Insights into Judaism
Insights into Judaism

JEWISH SAINTS

Q. Why don't Jews have saints like the Catholics?

A. Jews do not have saints in the Catholic sense of being a person who has performed a miracle.

What Judaism reveres are giants of the spirit whose lives have been devoted to living for God and His Torah.

No-one needs to make official application to have such people canonised. It is the people as a whole, and history, which grants them their status.

There are also people who have sacrificed their lives for God and Judaism. We do not allocate the term "saint" to such individuals though we call them "k'doshim" and speak of their "Kiddush HaShem".


RESPONDING TO INTERMARRIAGE

Q. In an open society there is bound to be some intermarriage. What can we do about it?

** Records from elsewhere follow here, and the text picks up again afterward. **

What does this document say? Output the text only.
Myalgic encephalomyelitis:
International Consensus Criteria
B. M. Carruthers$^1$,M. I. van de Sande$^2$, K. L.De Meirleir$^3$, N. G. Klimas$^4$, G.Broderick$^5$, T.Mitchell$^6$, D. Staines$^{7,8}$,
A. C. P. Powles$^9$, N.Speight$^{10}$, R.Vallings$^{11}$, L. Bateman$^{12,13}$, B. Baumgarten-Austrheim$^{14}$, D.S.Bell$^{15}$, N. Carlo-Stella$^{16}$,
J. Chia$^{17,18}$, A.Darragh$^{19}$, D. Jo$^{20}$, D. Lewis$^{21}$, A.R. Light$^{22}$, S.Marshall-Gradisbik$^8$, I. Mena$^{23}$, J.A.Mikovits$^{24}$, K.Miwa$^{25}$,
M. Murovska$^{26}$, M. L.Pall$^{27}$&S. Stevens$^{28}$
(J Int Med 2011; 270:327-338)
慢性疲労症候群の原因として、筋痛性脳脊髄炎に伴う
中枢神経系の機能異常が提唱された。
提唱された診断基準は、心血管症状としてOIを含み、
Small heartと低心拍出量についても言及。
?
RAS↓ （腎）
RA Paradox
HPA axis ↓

A. Intermarriage statistics in some countries give rise to alarm that the Jewish people will die out.

Judaism is not going to lie down and die, but we need to encourage people to feel certain that their destiny is within Judaism and the Jewish people.

It means more Jewish education, more Jewish experience, more enjoyment of living Jewishly, and more conscious choice of the Jewish option.

It’s never going to be easy. People can and do meet non-Jews and find things in common, and friendship leads to love and marriage. Sometimes the Jewish person feels alone and can’t find a Jewish partner.

It is unfair to the children of the marriage to say they can choose for themselves when they grow up whether they want Judaism or not; by then the circumstances of the environment will have taken over.

It is irrational for parents to scream at their child about not marrying out if the children have not had a home example of Jewish joy, relevance and reasonability.

Parents have to start when their children are babies to live by what I have called the Jewish Option.

The community doesn’t solve these problems by ignoring it or ostracising people or by opposing conversion.


BLESSINGS ON BOOKS

Q. Do Jewish books get a blessing before they are printed?

A. Many books open with the commendation or blessing of a great scholar or scholars.

In the case of rabbinic books this kind of commendation is called a "Haskamah", an approval or approbation.

In 16th century Italy the rabbis meeting at Ferrera decided that Hebrew books had to be approved by three rabbis and a layman prior to publication, with the aim of preventing offensive material being published and causing dissension in the community.

Modern-day rabbinic writings often carry the Haskamah of one or more leading authorities as testimony to the religiosity and expertise of the author.

Not all Jewish books bear a Haskamah but the same purpose is often served by a book launching in which a leading personality commends the book to the public.